High cholesterol not the sole cause of damage

Having high cholesterol is just one of many factors that can contribute to cardiovascular diseases. The main problem behind hardening and narrowing of the blood vessel is inflammation and damage made by inflammatory cytokines, a by-product called homocysteine, high blood-sugar levels and so on. Once the blood vessel is damaged, cholesterol can build up on the scar tissue. All this is not prevented by low cholesterol levels.

Good Cholesterol

On the other hand, too low cholesterol levels can cause problems. The accepted normal total cholesterol is around 5 (it used to be higher and drug companies are working hard to make the levels even lower.), but what is more important is the ratio: that the bad cholesterol is low and there is a fair amount of good cholesterol around (at least 1.5) to do its job.

Cholesterol is essential for life, as a vital component of cell membranes and hormones.
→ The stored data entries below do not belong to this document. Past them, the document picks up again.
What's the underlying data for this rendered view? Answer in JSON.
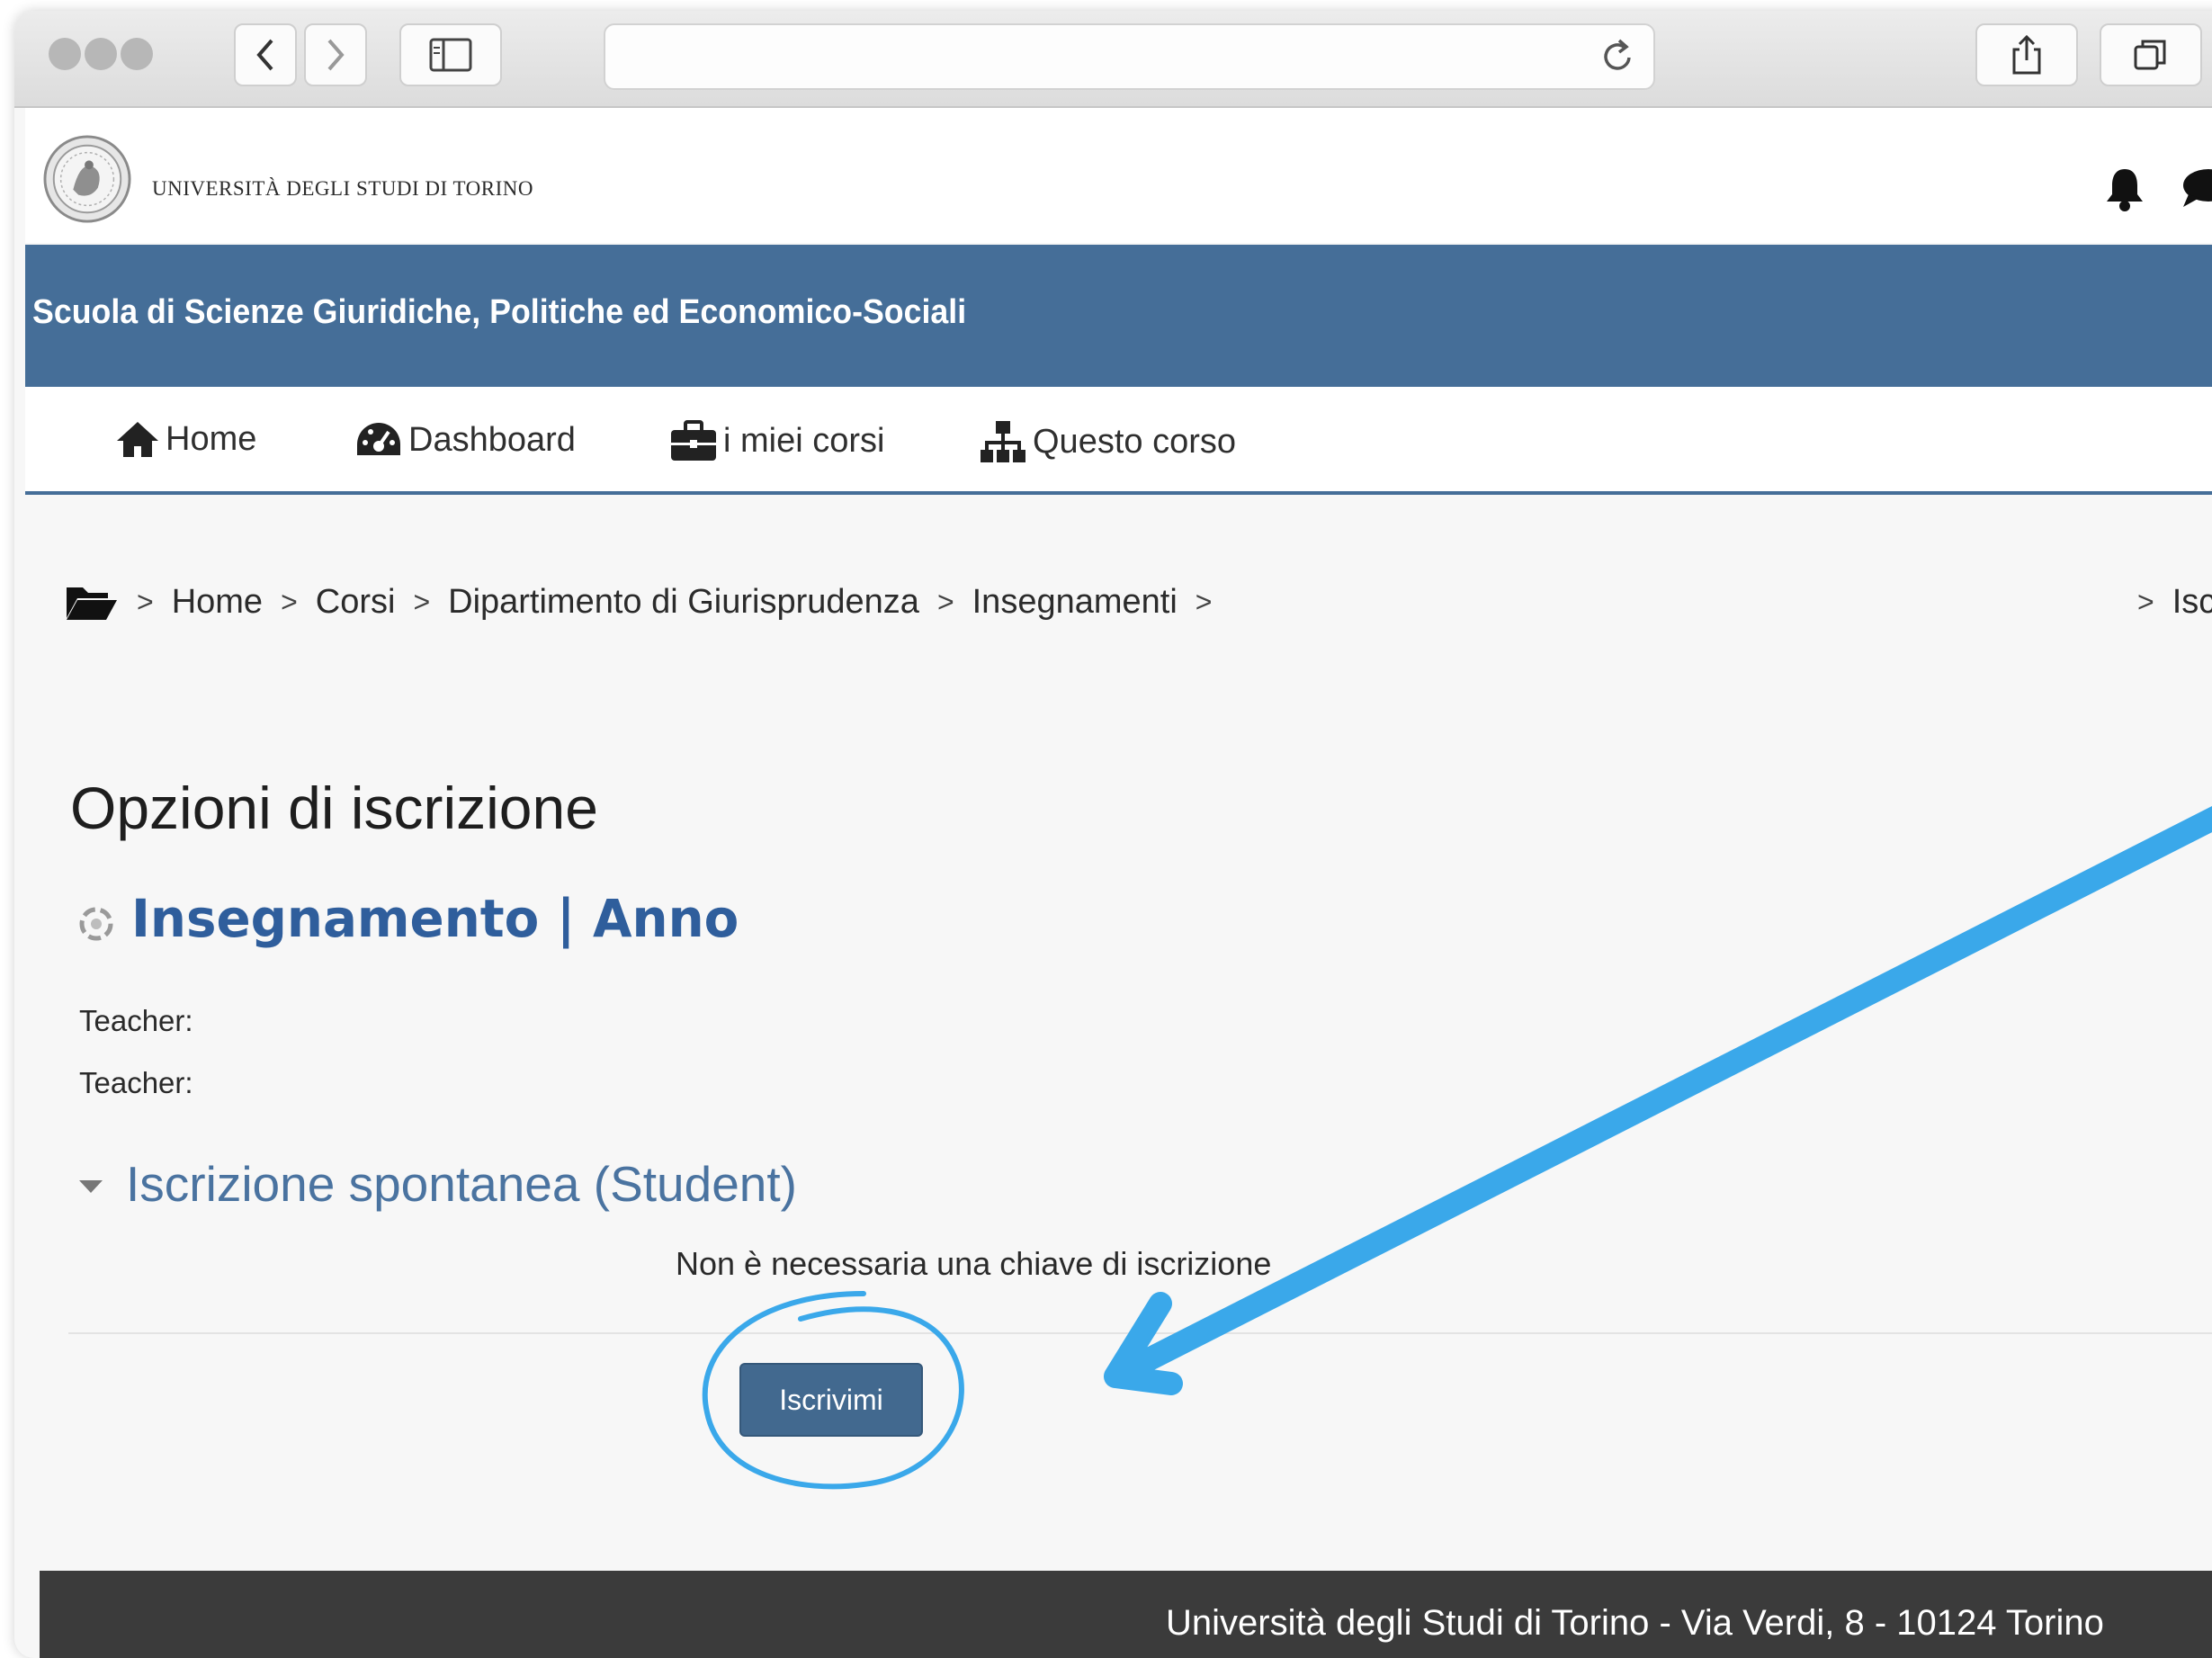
{
  "browser": {
    "icons": [
      "back-icon",
      "forward-icon",
      "sidebar-icon",
      "reload-icon",
      "share-icon",
      "tabs-icon"
    ]
  },
  "header": {
    "university_name": "UNIVERSITÀ DEGLI STUDI DI TORINO",
    "school_name": "Scuola di Scienze Giuridiche, Politiche ed Economico-Sociali"
  },
  "nav": {
    "items": [
      {
        "label": "Home",
        "icon": "home-icon"
      },
      {
        "label": "Dashboard",
        "icon": "dashboard-icon"
      },
      {
        "label": "i miei corsi",
        "icon": "briefcase-icon"
      },
      {
        "label": "Questo corso",
        "icon": "sitemap-icon"
      }
    ]
  },
  "breadcrumb": {
    "items": [
      "Home",
      "Corsi",
      "Dipartimento di Giurisprudenza",
      "Insegnamenti"
    ],
    "trailing": "Isc"
  },
  "main": {
    "page_title": "Opzioni di iscrizione",
    "course_title": "Insegnamento | Anno",
    "teachers": [
      "Teacher:",
      "Teacher:"
    ],
    "section_heading": "Iscrizione spontanea (Student)",
    "notice": "Non è necessaria una chiave di iscrizione",
    "enrol_button": "Iscrivimi"
  },
  "annotation": {
    "color": "#3aa8ea"
  },
  "footer": {
    "text": "Università degli Studi di Torino - Via Verdi, 8 - 10124 Torino"
  },
  "colors": {
    "banner": "#456e98",
    "course_title": "#2f5e9c",
    "section_heading": "#4a73a0",
    "button": "#42698f",
    "footer": "#3b3b3b"
  }
}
Unsurprisingly then, low cholesterol damages cell membranes, affecting the nervous system and the ability to deal with stress.

Contrary to what we are told, lower socioeconomic groups who die from heart diseases more frequently, have lower cholesterol levels than higher socioeconomic groups.

Low cholesterol levels predispose to cancer: among low-cholesterol populations, approximately three times more people die from cancer compared with their high-cholesterol counterparts.

More Revealed in this Documentary

By the 10th of September a documentary will be available online, called "Statin Nation: The Great Cholesterol Cover-up" by director Justin Smith, which blows the lid on statins and the cholesterol myth. Health experts reveal the details and the background of these medications, showing why one of modern medicine’s most cherished theories are wrong, and putting the boot into a “wonder drug” that causes more problems than it solves and made $13 billion for Pfeizer in 2010! Well worth watching it online on demand.